History: Spanakopita is the canonical Greek savoury pita, layered phyllo over spinach, feta and herbs. The bakery counter version became the Athens breakfast in the 20th century. Ariston on Voulis has baked spanakopita since 1910, the long-running takeaway behind Syntagma. Most central Athens bakeries (Takis on Misaraliotou, Venetis) run a daily spanakopita on the morning trays. Best eaten warm out of the oven before 10:00.
Where to try it: Ariston, Takis Bakery
Watch out for: Gluten, Dairy
Yeast-doughnut balls deep-fried to a crisp shell, dressed in honey syrup and cinnamon, the Greek dessert sweet served hot from the pan in Athens.
History: Loukoumades trace their lineage to ancient Greek honey doughnuts called enkrides, written about by Athenaeus in the 3rd century AD. The modern Athens loukoumades shop is Krinos on Aiolou, fried on the same recipe and decor since 1923. Lukumades on Aiolou is the modern reinvention since the 2010s, with cream fillings and chocolate toppings. The classic order remains a portion of nine round doughnuts with honey, cinnamon and a Greek coffee on the side.

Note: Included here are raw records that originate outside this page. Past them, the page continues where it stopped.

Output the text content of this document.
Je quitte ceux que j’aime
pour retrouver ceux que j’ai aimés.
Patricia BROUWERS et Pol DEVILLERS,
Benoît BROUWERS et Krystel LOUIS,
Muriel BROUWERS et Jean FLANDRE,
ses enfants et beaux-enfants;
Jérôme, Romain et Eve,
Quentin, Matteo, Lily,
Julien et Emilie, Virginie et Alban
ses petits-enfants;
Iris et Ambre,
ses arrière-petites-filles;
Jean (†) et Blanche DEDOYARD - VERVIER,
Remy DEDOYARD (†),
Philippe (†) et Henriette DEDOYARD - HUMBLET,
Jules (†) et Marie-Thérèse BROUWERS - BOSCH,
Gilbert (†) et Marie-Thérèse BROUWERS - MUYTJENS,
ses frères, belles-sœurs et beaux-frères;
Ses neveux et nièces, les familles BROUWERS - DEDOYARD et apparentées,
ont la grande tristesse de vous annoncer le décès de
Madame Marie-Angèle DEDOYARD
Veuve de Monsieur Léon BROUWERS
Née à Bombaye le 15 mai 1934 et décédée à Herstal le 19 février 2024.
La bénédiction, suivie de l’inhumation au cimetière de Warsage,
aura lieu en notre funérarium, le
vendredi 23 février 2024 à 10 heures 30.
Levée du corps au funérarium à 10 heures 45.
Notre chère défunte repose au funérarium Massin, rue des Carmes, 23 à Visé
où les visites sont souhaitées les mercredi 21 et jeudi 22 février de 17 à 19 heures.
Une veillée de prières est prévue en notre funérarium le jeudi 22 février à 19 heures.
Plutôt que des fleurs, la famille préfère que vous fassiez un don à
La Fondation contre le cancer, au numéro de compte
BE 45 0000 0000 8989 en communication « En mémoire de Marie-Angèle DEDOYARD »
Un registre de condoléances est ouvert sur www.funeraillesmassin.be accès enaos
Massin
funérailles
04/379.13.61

Where to try it: Krinos, Lukumades
Watch out for: Gluten
Strained Greek yogurt with grated cucumber, garlic, olive oil and dill, the cold side dip on every Athens taverna table and every souvlaki pita in the city.
History: Tzatziki shares roots with the Turkish cacik and the Indian raita, all built around yogurt and cucumber. The Greek version with garlic and olive oil dominates from the post-war taverna era. Every Athens taverna serves a small bowl of tzatziki with bread before the meal arrives, and every souvlaki pita includes a generous spoonful. The dish requires only strained yogurt, fresh cucumber and good olive oil to work; it ruins fast with bad ingredients.
Where to try it: Bairaktaris, Klimataria, Taverna Saita
Watch out for: Dairy
Tomato wedges, cucumber, green pepper, red onion, kalamata olives and a thick slab of feta with oregano and good olive oil, the Greek summer salad of Athens.
History: Horiatiki is the village salad, designed around the peak-summer Greek tomato. The classic Athens version uses no lettuce, only ripe tomatoes and feta in a thick slab over the top. The dish became the Athens lunch staple in the 1960s and is now a non-negotiable taverna order between June and September. The salad requires good tomato to work; it dies in winter when supermarket tomato is the only option.
Where to try it: Karavitis Tavern, Taverna Saita, Taverna Platanos
Watch out for: Dairy
Peak food season in Athens is year-round.
Local dining hours: lunch around 12:30, dinner from 19:30.
service is typically included; small extra is welcome but not expected.
If you only have one meal, eat Souvlaki pita. It is the dish most associated with Athens.